Озабоченный продолжением своего рода, маркиз де Мирабо, естественно, подталкивал сына к возобновлению супружеской жизни: та не только обеспечила бы дальнейшее существование династии, но и позволила бы Оноре Габриэлю, как только его дела будут приведены в порядок, занять полагающееся ему место и дать ход своим талантам. Поэтому Друг людей написал невестке: «Я нашел этого человека кротким и послушным. Внешне он стал добропорядочным, даже импозантным мужчиной, который ведет себя сдержанно, не сохранив в своих движениях ничего бурного и бессвязного».
Маркиз де Мирабо настолько желал примирения, что ему хотелось верить, будто оно уже состоялось, и понемногу он убеждал в этом сына. Два южанина, склонных предаваться химерам, уже устраивали будущее: получив 60 тысяч ливров маркизы де Мариньян, Оноре Габриэль погасит свои долги через Эмили; потом он осушит пруды, отделяющие замок Мариньян от пруда Берр, и станет возделывать эти земли; от этого он уже ожидал годового дохода в 50 тысяч ливров, которые позволят ему занять достойное место в свете. Для осуществления прекрасных планов не хватало только согласия противоположной стороны. Поскольку состояние Мирабо стоило некоторых жертв, брошенный муж решился написать в августе 1781 года ловко сочиненное письмо жене: «Невозможно, чтобы мы были чужды друг другу. Вы были матерью моего сына, вы моя жена, и теперь, когда с моих глаз спала пелена, я уверяю, что не смогу променять вас на другую. Наши интересы, хоть они и перестали быть общими, не противоположны, и я не откажусь легко от надежды увидеть в вас подругу, супругу, счастливый от радости, какую я вам доставлю…»
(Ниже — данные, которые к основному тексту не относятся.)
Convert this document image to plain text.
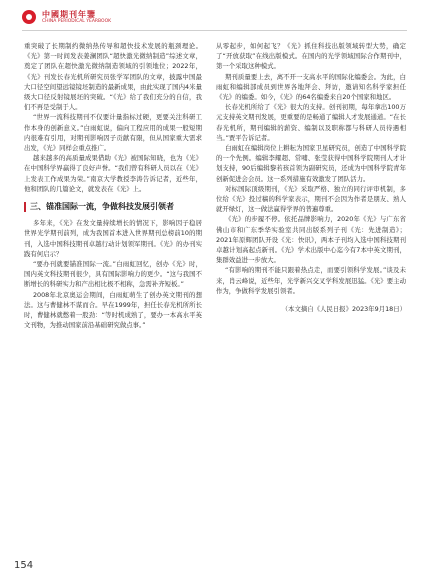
中國期刊年鑒
CHINA PERIODICAL YEARBOOK

重突破了长期制约微纳热传导和超快技术发展的瓶颈理论。《光》第一时间发表姜澜团队“超快激光微纳制造”综述文章，奠定了团队在超快激光微纳制造领域的引领地位；2022年，《光》刊发长春光机所研究员张学军团队的文章，披露中国最大口径空间望远镜镜坯制造的最新成果，由此实现了国内4米量级大口径反射镜展坯的突破。“《光》给了我们充分的自信，我们不再是受制于人。

“世界一流科技期刊不仅要计量指标过硬，更要关注科研工作本身的创新意义。”白雨虹说，偏向工程应用的成果一般短期内很难有引用，对期刊影响因子贡献有限，但从国家重大需求出发，《光》同样会重点推广。

越来越多的高质量成果借助《光》被国际知晓，也为《光》在中国科学界赢得了良好声誉。“我们曾有科研人员以在《光》上发表工作成果为荣。”南京大学教授李涛告诉记者，近些年，他和团队的几篇论文，就发表在《光》上。

三、锚准国际一流，争做科技发展引领者

多年来，《光》在发文量持续增长的情况下，影响因子稳居世界光学期刊前列，成为我国首本进入世界期刊总榜前10的期刊，入选中国科技期刊卓越行动计划领军期刊。《光》的办刊实践有何启示？

“要办刊就要锚准国际一流。”白雨虹回忆，创办《光》时，国内英文科技期刊很少，具有国际影响力的更少。“这与我国不断增长的科研实力和产出相比极不相称，急需补齐短板。”

2008年北京奥运会期间，白雨虹萌生了创办英文期刊的想法。这与曹健林不谋而合。早在1999年，担任长春光机所所长时，曹健林就憋着一股劲：“等时机成熟了，要办一本高水平英文刊物，为推动国家前沿基础研究做点事。”

从零起步，如何起飞？《光》抓住科技出版领域转型大势，确定了“开放获取”在线出版模式。在国内的光学领域国际合作期刊中，第一个采取这种模式。

期刊质量要上去，离不开一支高水平的国际化编委会。为此，白雨虹和编辑部成员到世界各地拜会、拜访，邀请知名科学家担任《光》的编委。如今，《光》的64名编委来自20个国家和地区。

长春光机所给了《光》很大的支持。创刊初期，每年拿出100万元支持英文期刊发展，更重要的是畅通了编辑人才发展通道。“在长春光机所，期刊编辑的薪资、编制以及职称都与科研人员待遇相当。”贾平告诉记者。

白雨虹在编辑岗位上耕耘为国家卫星研究员，创造了中国科学院的一个先例。编辑李耀超、常哺、张莹获得中国科学院期刊人才计划支持，90后编辑黎若孩首领为副研究员，还成为中国科学院青年创新促进会会员。这一系列措施有效激发了团队活力。

对标国际顶级期刊，《光》采取严格、独立的同行评审机制，多位给《光》投过稿的科学家表示，期刊不会因为作者是朋友、熟人就开绿灯，这一做法赢得学界的普遍尊重。

《光》的步履不停。依托品牌影响力，2020年《光》与广东省佛山市和广东季华实验室共同出版系列子刊《光：先进制造》；2021年原辉团队开设《光：快讯》，两本子刊均入选中国科技期刊卓越计划高起点新刊。《光》学术出版中心迄今有7本中英文期刊，集群效益进一步放大。

“有影响的期刊不能只跟着热点走，而要引领科学发展。”谈及未来，肖云峰说，近些年，光学新兴交叉学科发展迅猛。《光》要主动作为，争做科学发展引领者。

（本文摘自《人民日报》2023年9月18日）
154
В этом нескончаемом послании, выстроенном по аналогии с защитной речью, Мирабо расхваливал радости вновь обретенной семейной жизни, описывал очарование жизни, соответствующей общепринятым нормам. Длинное покаянное письмо, которое обмануло бы мудрецов и смягчило тигров, совершенно не тронуло Эмили; ее жизнь соответствовала ее желаниям; она не собиралась терпеть принуждения. Поэтому в архивах не найти ее ответа мужу; известно лишь, что она переговорила с Бальи. Тот посоветовал племяннице возобновить совместную жизнь, но ему ответили, что Оноре Габриэлю следует сначала отправиться воевать на стороне американских «инсургентов» и отличиться там каким-нибудь подвигом.
Бонифаций де Мирабо уже отплыл в Соединенные Штаты на корабле из эскадры Гишена; преследуемый «манией потомства» Друг людей не потерпел бы, чтобы оба сына ввязались в войну по ту сторону океана. Впрочем, Мирабо и не мог по закону поступить на военную службу; он проживал в Биньоне в силу тайного приказа, помещавшего его под надзор отца; если он не выполнит это требование, вступит в силу уже свершившийся заочно смертный приговор, вынесенный в Понтарлье.
Итак, Мирабо ничего не мог предпринять, пока у него вновь «не будет голова на плечах».
V
Идея о том, чтобы рискнуть жизнью, представ перед судом Понтарлье, который мог как вынести новое решение, так и сделать действительным условный смертный приговор, была не лишена величия. Счастливый уверенностью в своем героизме, Мирабо, прежде чем покинуть Биньон, написал Витри, расписав ему все опасности, которым он подвергался. Такое ощущение, что это послание писалось прежде всего для потомства; словно уже предчувствуя свою судьбу, Мирабо ощущал необходимость дать возвышенное обоснование своим действиям.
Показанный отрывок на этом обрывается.